Секретный свиток Ломоносова
Начать это повествование позвольте с истории о человеке, имя которого знакомо каждому жителю нашей страны и биографию которого за 300 лет изучили, казалось бы, вдоль и поперек. Однако, известен ли вам, например, такой факт. Почти сразу же после смерти М.В. Ломоносова в его лаборатории с неприличной поспешностью был проведен самый тщательный обыск. В нем не побрезговал принять личное участие сам сиятельный граф Григорий Орлов, фаворит Екатерины.
Многие бумаги в тот день навсегда исчезли из архива ученого. И где они сейчас, до сих пор неизвестно. Но все-таки граф Орлов не смог найти самого главного документа, из-за которого, собственно, и был затеян весь обыск. Что же искали граф Орлов и его помощники?

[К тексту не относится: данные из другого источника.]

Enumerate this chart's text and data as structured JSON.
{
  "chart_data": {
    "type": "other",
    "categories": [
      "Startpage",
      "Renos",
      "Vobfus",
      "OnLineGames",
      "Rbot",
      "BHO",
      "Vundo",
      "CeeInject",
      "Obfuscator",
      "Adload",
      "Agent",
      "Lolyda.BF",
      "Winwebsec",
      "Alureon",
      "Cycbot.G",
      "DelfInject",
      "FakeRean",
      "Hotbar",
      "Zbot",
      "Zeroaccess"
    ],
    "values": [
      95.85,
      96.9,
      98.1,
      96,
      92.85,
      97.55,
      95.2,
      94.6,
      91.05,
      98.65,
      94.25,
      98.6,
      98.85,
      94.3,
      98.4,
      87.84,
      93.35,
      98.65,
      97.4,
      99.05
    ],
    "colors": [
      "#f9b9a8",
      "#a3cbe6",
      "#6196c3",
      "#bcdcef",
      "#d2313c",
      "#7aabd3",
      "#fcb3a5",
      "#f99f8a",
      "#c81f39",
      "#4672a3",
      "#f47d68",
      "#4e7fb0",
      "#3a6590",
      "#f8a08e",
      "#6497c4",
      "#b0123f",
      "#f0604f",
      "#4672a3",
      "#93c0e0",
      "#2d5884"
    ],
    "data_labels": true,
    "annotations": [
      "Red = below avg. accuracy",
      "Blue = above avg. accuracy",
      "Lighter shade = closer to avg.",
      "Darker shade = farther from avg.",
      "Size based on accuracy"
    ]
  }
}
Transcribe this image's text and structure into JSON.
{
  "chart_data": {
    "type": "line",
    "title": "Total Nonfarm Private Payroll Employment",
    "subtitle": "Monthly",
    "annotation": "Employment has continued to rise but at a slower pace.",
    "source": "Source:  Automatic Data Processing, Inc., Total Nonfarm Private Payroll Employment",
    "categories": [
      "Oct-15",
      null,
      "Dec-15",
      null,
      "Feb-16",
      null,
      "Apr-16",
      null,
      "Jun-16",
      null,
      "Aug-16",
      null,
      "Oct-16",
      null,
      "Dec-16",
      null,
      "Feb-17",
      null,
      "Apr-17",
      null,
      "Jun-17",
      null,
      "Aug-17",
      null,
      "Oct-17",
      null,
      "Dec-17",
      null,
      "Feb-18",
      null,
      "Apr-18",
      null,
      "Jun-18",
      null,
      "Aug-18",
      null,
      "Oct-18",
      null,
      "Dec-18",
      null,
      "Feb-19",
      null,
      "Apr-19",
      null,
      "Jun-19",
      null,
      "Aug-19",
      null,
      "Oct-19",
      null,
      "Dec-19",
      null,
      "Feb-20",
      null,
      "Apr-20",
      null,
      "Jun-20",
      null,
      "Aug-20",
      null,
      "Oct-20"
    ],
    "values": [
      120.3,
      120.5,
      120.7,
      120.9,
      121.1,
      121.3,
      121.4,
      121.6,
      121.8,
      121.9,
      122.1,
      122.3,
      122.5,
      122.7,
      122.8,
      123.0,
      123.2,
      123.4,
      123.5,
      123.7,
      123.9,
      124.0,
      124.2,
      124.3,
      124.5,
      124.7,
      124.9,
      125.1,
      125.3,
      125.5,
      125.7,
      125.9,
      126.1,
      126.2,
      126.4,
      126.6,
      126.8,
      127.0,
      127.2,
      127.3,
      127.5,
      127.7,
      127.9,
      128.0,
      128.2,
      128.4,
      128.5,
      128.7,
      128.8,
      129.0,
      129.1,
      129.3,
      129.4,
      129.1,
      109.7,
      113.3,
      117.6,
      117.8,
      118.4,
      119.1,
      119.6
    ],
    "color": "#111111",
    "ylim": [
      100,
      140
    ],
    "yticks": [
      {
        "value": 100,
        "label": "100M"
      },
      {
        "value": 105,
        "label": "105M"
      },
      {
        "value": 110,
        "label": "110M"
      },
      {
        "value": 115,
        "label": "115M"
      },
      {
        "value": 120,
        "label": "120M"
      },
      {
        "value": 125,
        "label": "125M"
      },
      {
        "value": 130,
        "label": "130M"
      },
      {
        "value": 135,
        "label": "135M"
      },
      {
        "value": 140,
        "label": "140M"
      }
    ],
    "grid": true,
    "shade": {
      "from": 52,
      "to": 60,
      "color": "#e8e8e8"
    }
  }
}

Чтобы ответить на этот вопрос, нам придется проанализировать всю жизнь Михаила Васильевича Ломоносова и даже тайну его рождения. Конечно, поздновато вести расследование спустя три столетия после того, как все эти события начались, но, на наше счастье, у нас есть предшественники.
Биография Ломоносова достаточно хорошо известна, хотя в ней все еще немало белых пятен. Лишь сравнительно недавно было установлено точное место его рождения — деревня Мишанинская (ныне село Ломоносово), вблизи Холмогор Архангельской губернии. День его рождения датируется Михайловым днем (8 ноября старого стиля) 20 ноября 1711 года.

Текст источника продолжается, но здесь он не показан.